Estudantes do curso de Fisioterapia da Universidade Federal da Bahia (UFBA) ocuparam prédios do Pavilhão de Aulas do Canela, em Salvador, em protesto contra a precarização das condições de ensino e a falta de estrutura adequada para a formação acadêmica.
A mobilização, liderada pelo Diretório Acadêmico de Fisioterapia (DAFisio), denuncia problemas como a falta de professores, a suspensão de disciplinas obrigatórias desde o terceiro semestre, a estagnação de componentes curriculares e o fechamento da clínica-escola de Fisioterapia do Instituto Multidisciplinar de Reabilitação em Saúde (IMRS).
Segundo os estudantes, a situação compromete diretamente a formação teórica e prática dos alunos, além de impactar a população que dependia dos atendimentos gratuitos realizados pela clínica-escola. Impacto na formação e na sociedade.
De acordo com os organizadores do movimento, cerca de 500 estudantes estão sendo afetados pela falta de estrutura e pela interrupção das atividades acadêmicas.
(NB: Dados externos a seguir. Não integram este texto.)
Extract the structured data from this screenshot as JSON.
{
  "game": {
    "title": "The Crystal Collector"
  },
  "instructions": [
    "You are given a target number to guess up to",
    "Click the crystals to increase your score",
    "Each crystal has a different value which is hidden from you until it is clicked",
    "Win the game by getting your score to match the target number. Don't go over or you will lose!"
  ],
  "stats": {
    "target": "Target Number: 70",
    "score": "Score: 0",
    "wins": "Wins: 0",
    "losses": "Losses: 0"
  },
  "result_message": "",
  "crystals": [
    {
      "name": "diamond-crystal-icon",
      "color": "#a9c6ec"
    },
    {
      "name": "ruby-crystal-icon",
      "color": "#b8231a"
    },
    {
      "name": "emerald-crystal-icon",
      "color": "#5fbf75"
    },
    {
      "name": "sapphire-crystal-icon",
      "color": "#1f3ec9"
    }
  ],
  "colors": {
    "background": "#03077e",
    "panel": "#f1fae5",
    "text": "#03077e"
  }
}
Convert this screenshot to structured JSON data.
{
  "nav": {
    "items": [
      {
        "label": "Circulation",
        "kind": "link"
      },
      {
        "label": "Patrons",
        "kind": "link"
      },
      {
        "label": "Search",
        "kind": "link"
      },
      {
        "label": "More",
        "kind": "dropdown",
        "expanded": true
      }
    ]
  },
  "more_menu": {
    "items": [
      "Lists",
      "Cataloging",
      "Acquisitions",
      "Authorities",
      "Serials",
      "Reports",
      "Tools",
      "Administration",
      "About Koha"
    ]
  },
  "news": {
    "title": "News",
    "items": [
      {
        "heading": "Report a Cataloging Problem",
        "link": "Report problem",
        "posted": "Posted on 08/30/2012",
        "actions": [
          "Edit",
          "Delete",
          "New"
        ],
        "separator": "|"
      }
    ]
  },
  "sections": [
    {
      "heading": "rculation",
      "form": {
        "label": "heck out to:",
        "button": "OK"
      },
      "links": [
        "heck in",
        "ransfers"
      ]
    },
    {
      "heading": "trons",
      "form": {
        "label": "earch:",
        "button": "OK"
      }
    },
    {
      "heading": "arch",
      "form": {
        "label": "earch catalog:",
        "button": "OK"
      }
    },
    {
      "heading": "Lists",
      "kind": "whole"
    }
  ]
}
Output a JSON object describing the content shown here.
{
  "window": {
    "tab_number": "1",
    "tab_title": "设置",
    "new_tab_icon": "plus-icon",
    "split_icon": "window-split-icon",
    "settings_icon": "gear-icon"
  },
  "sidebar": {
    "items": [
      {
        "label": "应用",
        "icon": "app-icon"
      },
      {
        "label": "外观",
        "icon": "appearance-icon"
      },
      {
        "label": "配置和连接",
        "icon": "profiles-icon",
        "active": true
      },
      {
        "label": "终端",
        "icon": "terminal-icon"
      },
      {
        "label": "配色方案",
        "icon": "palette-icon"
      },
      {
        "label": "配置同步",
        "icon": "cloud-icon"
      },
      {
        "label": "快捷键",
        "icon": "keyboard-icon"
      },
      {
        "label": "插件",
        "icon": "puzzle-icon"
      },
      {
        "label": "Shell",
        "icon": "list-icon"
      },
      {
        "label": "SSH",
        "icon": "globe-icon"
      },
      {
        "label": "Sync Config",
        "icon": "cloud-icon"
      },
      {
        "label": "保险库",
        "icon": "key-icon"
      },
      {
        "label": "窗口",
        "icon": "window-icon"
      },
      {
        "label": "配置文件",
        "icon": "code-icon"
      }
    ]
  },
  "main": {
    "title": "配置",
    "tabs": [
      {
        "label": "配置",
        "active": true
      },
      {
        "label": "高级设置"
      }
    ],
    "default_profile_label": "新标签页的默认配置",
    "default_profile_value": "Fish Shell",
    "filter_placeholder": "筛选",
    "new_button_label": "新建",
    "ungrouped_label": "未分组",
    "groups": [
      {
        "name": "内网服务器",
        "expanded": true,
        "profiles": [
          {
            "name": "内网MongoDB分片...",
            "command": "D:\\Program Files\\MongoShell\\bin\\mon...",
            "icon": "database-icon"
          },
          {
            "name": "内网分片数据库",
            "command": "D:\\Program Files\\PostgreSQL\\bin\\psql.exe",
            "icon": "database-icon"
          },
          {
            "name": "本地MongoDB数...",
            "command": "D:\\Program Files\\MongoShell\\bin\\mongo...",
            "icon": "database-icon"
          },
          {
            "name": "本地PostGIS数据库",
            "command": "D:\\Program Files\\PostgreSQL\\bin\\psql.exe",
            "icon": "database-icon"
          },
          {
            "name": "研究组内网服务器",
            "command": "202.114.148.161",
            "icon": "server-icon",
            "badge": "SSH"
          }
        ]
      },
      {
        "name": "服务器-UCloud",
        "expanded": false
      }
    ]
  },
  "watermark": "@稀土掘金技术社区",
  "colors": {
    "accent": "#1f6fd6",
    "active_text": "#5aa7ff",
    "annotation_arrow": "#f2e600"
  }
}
A ausência de um espaço físico adequado para o curso agrava ainda mais o cenário.
A suspensão de serviços prestados à comunidade também é motivo de preocupação, já que a clínica-escola desempenhava papel importante no atendimento à população, especialmente em reabilitação e promoção da saúde.
Diante do cenário, nós do Sindicato dos Fisioterapeutas e Terapeutas Ocupacionais do Estado da Bahia (SINFITO-BA) manifestamos veemente repúdio à situação danosa ao ensino e declaramos apoio à mobilização dos estudantes por melhorias na qualidade de suas formações.
O presidente do SINFITO, Dr. Gláucio Roberto, destaca que o problema vai além de questões pontuais:
“Trata-se de um cenário que compromete diretamente a formação acadêmica de centenas de estudantes e suas práticas academicas e científicas, condição que, também, impacta negativamente a população, que deixa de receber atendimentos gratuitos e essenciais.”
O SINFITO-BA reforça que a mobilização estudantil é legítima e necessária, cobrando respostas imediatas das autoridades competentes. Entre as principais reivindicações estão:
- Recomposição do quadro de professores
- Retomada das disciplinas suspensas
- Reabertura da clínica-escola
- Garantia de infraestrutura adequada
Nossa entidade, assegura que, condições dignas de formação é essencial não apenas para os estudantes, mas também para a qualidade da assistência em saúde prestada à população.
O SINFITO-BA reafirma que seguirá ao lado dos estudantes na defesa da universidade pública e da formação de qualidade. Como encaminhamento, apesar de não ser competência desta entidade, apresentaremos uma solicitação formal a UFBA para esclarecimentos e apresentação de plano de ação para sanar os pontos elencados, nos colocando, se necessário, como agente mediador.
SINFITO PRESENTE, AQUI TEM SINDICATO!